The funds paid for supplies and 50 plainclothes and uniformed officers from Blacksburg, Virginia Tech, Christiansburg and the Montgomery County Sheriff's Office, Blacksburg police Chief Kim Crannis wrote in an e-mail.

The officers directed traffic, enforced buffer zones between protesters and provided crowd control. Police made no arrests related to the events.

About 800 counterprotesters gathered at the three locations, many of them wearing costumes and holding nonsensical signs, such as "Pickle Your Kumquat."

Known for their "God hates fags," "God hates Jews" and "God hates America" signs, the followers of the Rev. Fred Phelps -- three of them younger than 12 -- picketed at the Blacksburg Jewish Community Center and the National Bank downtown and Blacksburg Middle School on Prices Fork Road.

The group of mostly Phelps' family members objects to America's growing acceptance of gays, the Obama administration and Jews who refuse to repent for the death of Jesus Christ. The Southern Poverty Law Center, which tracks "hate group" activity in the U.S., has classified Westboro Baptist Church as such a group.

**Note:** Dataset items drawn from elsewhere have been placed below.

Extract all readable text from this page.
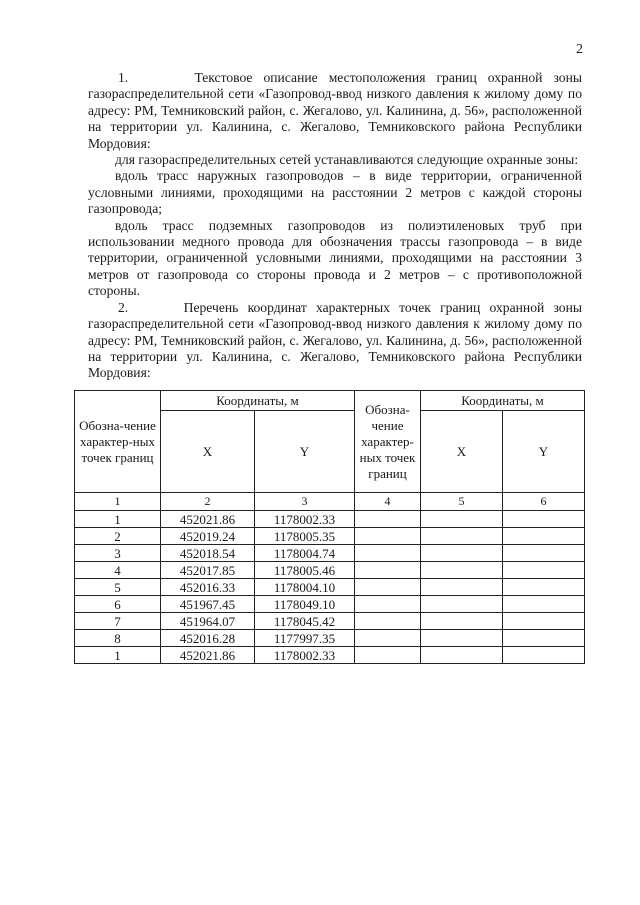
2

1.      Текстовое описание местоположения границ охранной зоны газораспределительной сети «Газопровод-ввод низкого давления к жилому дому по адресу: РМ, Темниковский район, с. Жегалово, ул. Калинина, д. 56», расположенной на территории ул. Калинина, с. Жегалово, Темниковского района Республики Мордовия:

для газораспределительных сетей устанавливаются следующие охранные зоны:

вдоль трасс наружных газопроводов – в виде территории, ограниченной условными линиями, проходящими на расстоянии 2 метров с каждой стороны газопровода;

вдоль трасс подземных газопроводов из полиэтиленовых труб при использовании медного провода для обозначения трассы газопровода – в виде территории, ограниченной условными линиями, проходящими на расстоянии 3 метров от газопровода со стороны провода и 2 метров – с противоположной стороны.

2.      Перечень координат характерных точек границ охранной зоны газораспределительной сети «Газопровод-ввод низкого давления к жилому дому по адресу: РМ, Темниковский район, с. Жегалово, ул. Калинина, д. 56», расположенной на территории ул. Калинина, с. Жегалово, Темниковского района Республики Мордовия:

Обозна-чение характер-ных точек границ	Координаты, м		Обозна-чение характер-ных точек границ	Координаты, м	
	X	Y		X	Y
1	2	3	4	5	6
1	452021.86	1178002.33			
2	452019.24	1178005.35			
3	452018.54	1178004.74			
4	452017.85	1178005.46			
5	452016.33	1178004.10			
6	451967.45	1178049.10			
7	451964.07	1178045.42			
8	452016.28	1177997.35			
1	452021.86	1178002.33			
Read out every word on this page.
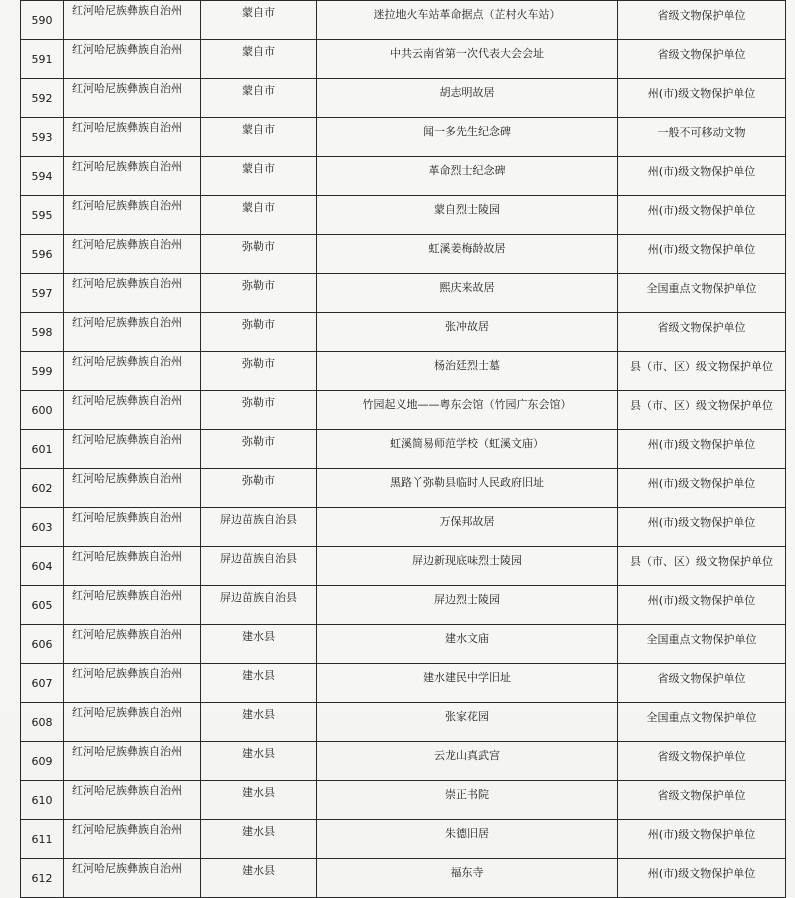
590	红河哈尼族彝族自治州	蒙自市	迷拉地火车站革命据点（芷村火车站）	省级文物保护单位
591	红河哈尼族彝族自治州	蒙自市	中共云南省第一次代表大会会址	省级文物保护单位
592	红河哈尼族彝族自治州	蒙自市	胡志明故居	州(市)级文物保护单位
593	红河哈尼族彝族自治州	蒙自市	闻一多先生纪念碑	一般不可移动文物
594	红河哈尼族彝族自治州	蒙自市	革命烈士纪念碑	州(市)级文物保护单位
595	红河哈尼族彝族自治州	蒙自市	蒙自烈士陵园	州(市)级文物保护单位
596	红河哈尼族彝族自治州	弥勒市	虹溪姜梅龄故居	州(市)级文物保护单位
597	红河哈尼族彝族自治州	弥勒市	熙庆来故居	全国重点文物保护单位
598	红河哈尼族彝族自治州	弥勒市	张冲故居	省级文物保护单位
599	红河哈尼族彝族自治州	弥勒市	杨治廷烈士墓	县（市、区）级文物保护单位
600	红河哈尼族彝族自治州	弥勒市	竹园起义地——粤东会馆（竹园广东会馆）	县（市、区）级文物保护单位
601	红河哈尼族彝族自治州	弥勒市	虹溪简易师范学校（虹溪文庙）	州(市)级文物保护单位
602	红河哈尼族彝族自治州	弥勒市	黑路丫弥勒县临时人民政府旧址	州(市)级文物保护单位
603	红河哈尼族彝族自治州	屏边苗族自治县	万保邦故居	州(市)级文物保护单位
604	红河哈尼族彝族自治州	屏边苗族自治县	屏边新现底味烈士陵园	县（市、区）级文物保护单位
605	红河哈尼族彝族自治州	屏边苗族自治县	屏边烈士陵园	州(市)级文物保护单位
606	红河哈尼族彝族自治州	建水县	建水文庙	全国重点文物保护单位
607	红河哈尼族彝族自治州	建水县	建水建民中学旧址	省级文物保护单位
608	红河哈尼族彝族自治州	建水县	张家花园	全国重点文物保护单位
609	红河哈尼族彝族自治州	建水县	云龙山真武宫	省级文物保护单位
610	红河哈尼族彝族自治州	建水县	崇正书院	省级文物保护单位
611	红河哈尼族彝族自治州	建水县	朱德旧居	州(市)级文物保护单位
612	红河哈尼族彝族自治州	建水县	福东寺	州(市)级文物保护单位
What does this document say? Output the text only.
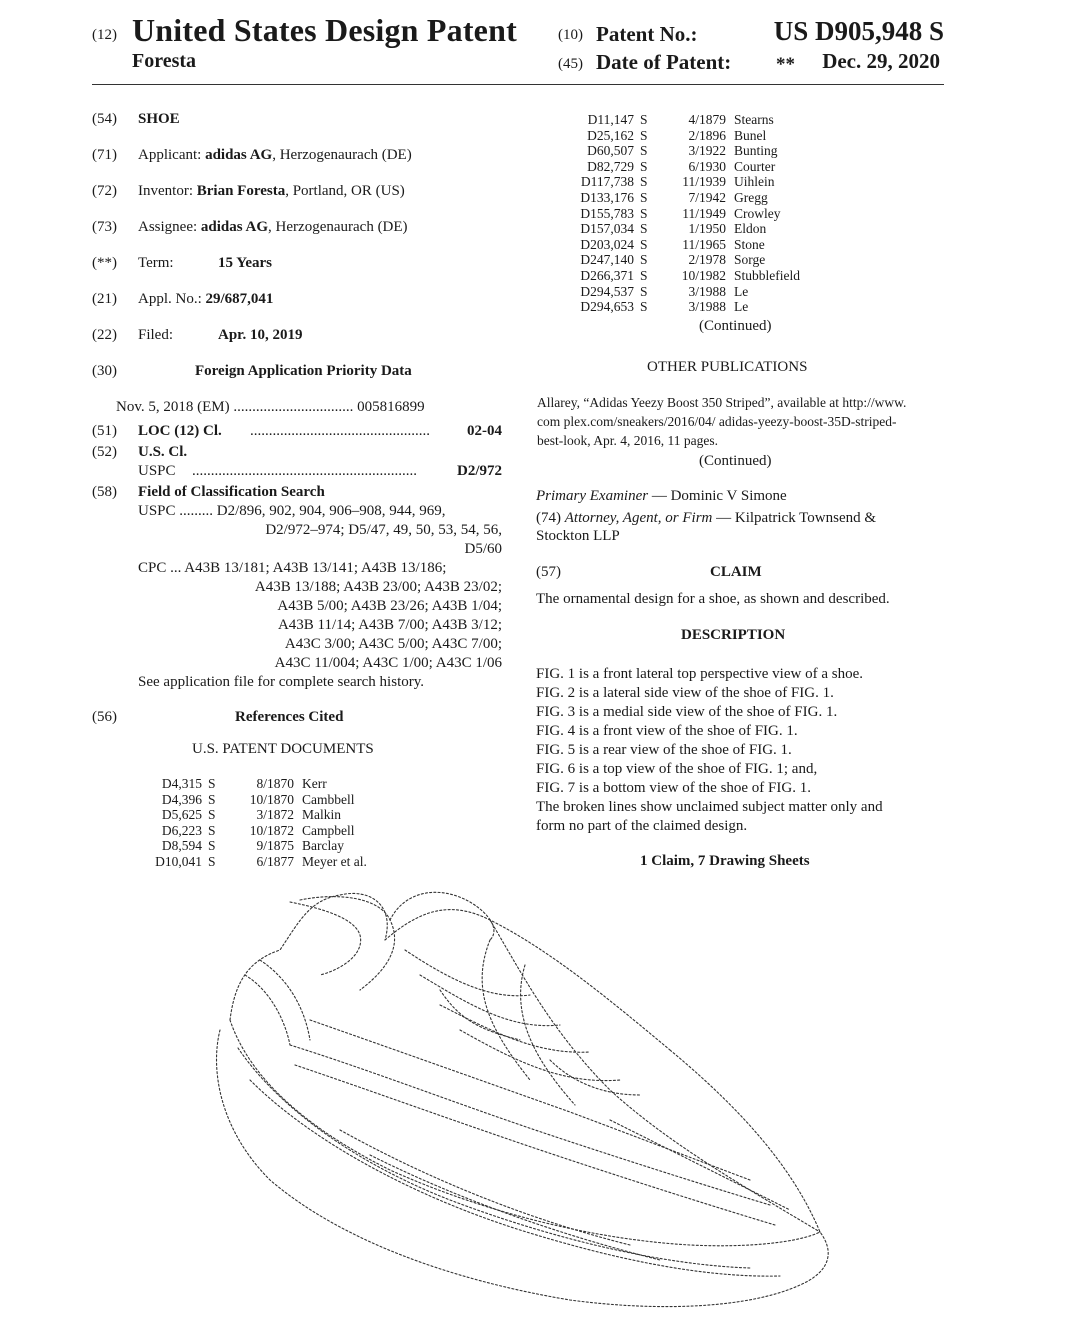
(12) United States Design Patent
Foresta
(10) Patent No.:	US D905,948 S
(45) Date of Patent: ** Dec. 29, 2020
(54) SHOE
(71) Applicant: adidas AG, Herzogenaurach (DE)
(72) Inventor: Brian Foresta, Portland, OR (US)
(73) Assignee: adidas AG, Herzogenaurach (DE)
(**) Term:	15 Years
(21) Appl. No.: 29/687,041
(22) Filed:	Apr. 10, 2019
(30)	Foreign Application Priority Data
Nov. 5, 2018 (EM) ................................ 005816899
(51) LOC (12) Cl. ................................................ 02-04
(52) U.S. Cl.
USPC ............................................................	D2/972
(58) Field of Classification Search
USPC ......... D2/896, 902, 904, 906–908, 944, 969,
D2/972–974; D5/47, 49, 50, 53, 54, 56,
D5/60
CPC ... A43B 13/181; A43B 13/141; A43B 13/186;
A43B 13/188; A43B 23/00; A43B 23/02;
A43B 5/00; A43B 23/26; A43B 1/04;
A43B 11/14; A43B 7/00; A43B 3/12;
A43C 3/00; A43C 5/00; A43C 7/00;
A43C 11/004; A43C 1/00; A43C 1/06
See application file for complete search history.
(56)	References Cited
U.S. PATENT DOCUMENTS
D4,315 S	8/1870 Kerr
D4,396 S	10/1870 Cambbell
D5,625 S	3/1872 Malkin
D6,223 S	10/1872 Campbell
D8,594 S	9/1875 Barclay
D10,041 S	6/1877 Meyer et al.
D11,147 S	4/1879 Stearns
D25,162 S	2/1896 Bunel
D60,507 S	3/1922 Bunting
D82,729 S	6/1930 Courter
D117,738 S	11/1939 Uihlein
D133,176 S	7/1942 Gregg
D155,783 S	11/1949 Crowley
D157,034 S	1/1950 Eldon
D203,024 S	11/1965 Stone
D247,140 S	2/1978 Sorge
D266,371 S	10/1982 Stubblefield
D294,537 S	3/1988 Le
D294,653 S	3/1988 Le
(Continued)
OTHER PUBLICATIONS
Allarey, “Adidas Yeezy Boost 350 Striped”, available at http://www.
com plex.com/sneakers/2016/04/ adidas-yeezy-boost-35D-striped-
best-look, Apr. 4, 2016, 11 pages.
(Continued)
Primary Examiner — Dominic V Simone
(74) Attorney, Agent, or Firm — Kilpatrick Townsend &
Stockton LLP
(57)	CLAIM
The ornamental design for a shoe, as shown and described.
DESCRIPTION
FIG. 1 is a front lateral top perspective view of a shoe.
FIG. 2 is a lateral side view of the shoe of FIG. 1.
FIG. 3 is a medial side view of the shoe of FIG. 1.
FIG. 4 is a front view of the shoe of FIG. 1.
FIG. 5 is a rear view of the shoe of FIG. 1.
FIG. 6 is a top view of the shoe of FIG. 1; and,
FIG. 7 is a bottom view of the shoe of FIG. 1.
The broken lines show unclaimed subject matter only and
form no part of the claimed design.
1 Claim, 7 Drawing Sheets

Church members mount daily protests across the country, often targeting the funerals of military dead, AIDS victims and, more recently, the site of the Upper Big Branch mine disaster in Montcoal, W.Va. The group believes such tragedies are proof of God's disdain for America.

In an interview April 9, Shirley Phelps-Roper, eldest daughter of Fred Phelps and leader of the Blacksburg protests, praised town officials and police for their professionalism.

"It's not like West Virginia, where the police incited the mob against us," she said.

After the April 16, 2007, shootings at Tech, Fred Phelps threatened to protest at the funerals of some of the 32 students and faculty slain that day. Then-Attorney General Bob McDonnell, now governor, issued a warning that anyone willfully disrupting funerals in Virginia could face charges under a law passed in 2006. Those protests never materialized.

The U.S. Supreme Court is scheduled to hear a case in October that will decide whether the group's anti-gay protests at funerals of American soldiers are protected by the First Amendment.

In 1991, about 30 members of the Ku Klux Klan staged a rally and march in Blacksburg that drew about 500 counterprotesters. Some 250 police officers from several jurisdictions provided security. That event cost taxpayers about $23,000, according to The Roanoke Times archives.